Shot 9548 has a 1 mm diameter blunt tungsten rod, seen here. It is the standard shot to which all other shots should be compared since the spectrometer was not adjusted further.

Shot 9549 is a repeat, to verify reproducibility. This is very good, as seen here.

Shot 9550 failed and is not shown although it was useful: it had a rolled edge half-way the source and the image plate: its penumbra showed that the background would come from a ~10 mm high region if this were at the spectrometer's front.

Shot 9551 is a repeat of shot 9550, to verify that the machine is in good shape again. Its image is here. On the right side (looked at from the source) the rectangular aperture placed half-way between the crystal and the image plate lets the Kalpha lines through, but stops the Kbeta lines that are clear on the left size. The background of the K-lines behind this aperture, and the penubra all around, suggests that the background comes from a relatively small (maybe 10 mm) source in line with the K-lines, and not from x-rays scattered from elsewhere.

Shot 9552 is a repeat of shot 9551, but with a sharp tungsten rod. Its image is here. On the right side (looked at from the source) the rectangular aperture placed half-way between the crystal and the image plate lets the Kalpha lines through, but stops the Kbeta lines that are clear on the left size. The background of the K-lines behind this aperture, and the penubra all around, suggests that the background comes from a relatively small (maybe 10 mm) source in line with the K-lines, and not from x-rays scattered from elsewhere.

In the upper left is the shadow of a second image plate. Its image is here. This plate's higher resolution can separate all 5 major K-shell lines, including the Kbeta3 at 67.9514 keV and the Kbeta1 at 67.2443 keV.

Shot 9553 has a blunt rod, but with different plasma conditions. Rather than 18 microseconds delay the plasma guns have a 12 microsecond delay. Its image is here. To the right in this image is an improvised Soller slit, two 3/16 inch lead plates 10 inches long, separated by two 3/16 inch high strips of lead. The Soller slit are a more effective way to reduce the background than the aperture in the previous shot, and the fact that the background remains shows that the background's source is behind that of the K-lines, either the crystal itself or material that scatters x-rays behind the crystal. At this time we suspect the front end of Gamble II itself, which is not expressly shielded against irradiation and therefore could be a secondary radiation source.

Shot 9554 had a rod pinch of neodymium (Nd, atomic number 60). The Kalpha-1 line at 37.361 has of course shifted to its rightful position, but the background remains the same. Its image is here.
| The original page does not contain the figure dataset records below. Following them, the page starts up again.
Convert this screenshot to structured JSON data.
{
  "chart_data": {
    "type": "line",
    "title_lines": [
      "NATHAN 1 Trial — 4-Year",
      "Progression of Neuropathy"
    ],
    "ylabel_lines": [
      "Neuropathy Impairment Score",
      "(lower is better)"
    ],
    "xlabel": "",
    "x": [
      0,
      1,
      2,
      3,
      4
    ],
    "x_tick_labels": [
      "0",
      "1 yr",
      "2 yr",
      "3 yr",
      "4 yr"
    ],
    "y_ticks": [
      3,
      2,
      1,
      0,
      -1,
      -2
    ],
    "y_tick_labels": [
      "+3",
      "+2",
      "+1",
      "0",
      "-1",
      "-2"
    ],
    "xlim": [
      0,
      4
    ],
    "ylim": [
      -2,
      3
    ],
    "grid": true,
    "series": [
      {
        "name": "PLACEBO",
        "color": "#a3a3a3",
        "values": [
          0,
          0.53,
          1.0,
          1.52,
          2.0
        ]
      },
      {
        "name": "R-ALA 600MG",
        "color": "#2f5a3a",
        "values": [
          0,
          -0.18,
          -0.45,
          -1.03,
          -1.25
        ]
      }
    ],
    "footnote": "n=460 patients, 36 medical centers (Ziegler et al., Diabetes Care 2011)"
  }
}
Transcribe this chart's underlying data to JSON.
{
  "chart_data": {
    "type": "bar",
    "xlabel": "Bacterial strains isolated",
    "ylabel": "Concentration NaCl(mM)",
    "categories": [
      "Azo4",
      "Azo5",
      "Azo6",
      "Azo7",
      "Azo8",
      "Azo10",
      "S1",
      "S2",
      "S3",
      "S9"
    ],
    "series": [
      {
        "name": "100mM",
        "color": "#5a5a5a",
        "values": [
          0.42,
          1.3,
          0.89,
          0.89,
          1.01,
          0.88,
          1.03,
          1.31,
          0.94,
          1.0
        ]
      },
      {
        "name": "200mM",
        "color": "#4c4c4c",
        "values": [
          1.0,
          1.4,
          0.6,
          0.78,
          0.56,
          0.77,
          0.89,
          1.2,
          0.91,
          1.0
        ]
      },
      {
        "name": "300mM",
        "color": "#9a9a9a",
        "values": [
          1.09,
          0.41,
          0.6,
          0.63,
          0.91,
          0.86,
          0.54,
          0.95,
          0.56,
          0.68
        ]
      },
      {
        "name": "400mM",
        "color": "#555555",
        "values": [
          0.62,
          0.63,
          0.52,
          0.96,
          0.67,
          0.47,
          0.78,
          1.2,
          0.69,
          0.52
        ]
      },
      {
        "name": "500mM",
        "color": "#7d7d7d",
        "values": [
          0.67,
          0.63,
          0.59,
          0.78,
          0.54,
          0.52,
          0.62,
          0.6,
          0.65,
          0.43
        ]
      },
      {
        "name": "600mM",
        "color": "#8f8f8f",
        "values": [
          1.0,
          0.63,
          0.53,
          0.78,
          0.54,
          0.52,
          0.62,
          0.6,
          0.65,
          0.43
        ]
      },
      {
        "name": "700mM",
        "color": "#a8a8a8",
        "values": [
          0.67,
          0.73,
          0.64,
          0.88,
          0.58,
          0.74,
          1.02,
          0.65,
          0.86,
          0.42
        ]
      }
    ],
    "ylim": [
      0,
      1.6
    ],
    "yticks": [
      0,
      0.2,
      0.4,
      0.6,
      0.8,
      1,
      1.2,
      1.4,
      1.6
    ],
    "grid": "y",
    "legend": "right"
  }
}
Shot 9555 is a rod pinch with a tip of cesium iodide (CsI, with atomic numbers 53 for I and 55 for Cs). The two Kalpha lines for I at the far right, with the largest of these (Kalpha-1) at 28.612 keV, are nicely separated from Cs's Kalphas, with Kalpha-1 at 30.973. The two groups of Kbeta lines are also well resolved and easily visible. The background is uniformly low over the whole region, so that we do not have to worry too much about certain wave length being cut off. The overall image is here, but it may be more instructive to download a 2 Mb tif image with higher resolution, here . A line-out of the top part, unhampered by a tungsten pin that just happened to be right in between the two Kalpha lines from iodine, is here.

Only this last shot, with CsI, seems to give unambiguous evidence of an anomalous ratio between the Kbeta and the Kalpha lines, possibly more in the I lines than in the Cs lines. In both lines the theoretical ratios are 54/100/9/18/5.5 (in this order:Kalpha-1/2, then Kbeta-3/1/2), but reading from the maxima the Kbetas are suppressed by a factor-2 at least. However, the analysis should be redone by matching the line shapes, and correcting for a gradual decrease in the sensitivity of the image plate as the photon energy comes closer to the barium edge, at 37.411 keV, that happens to be close to the left side of the image.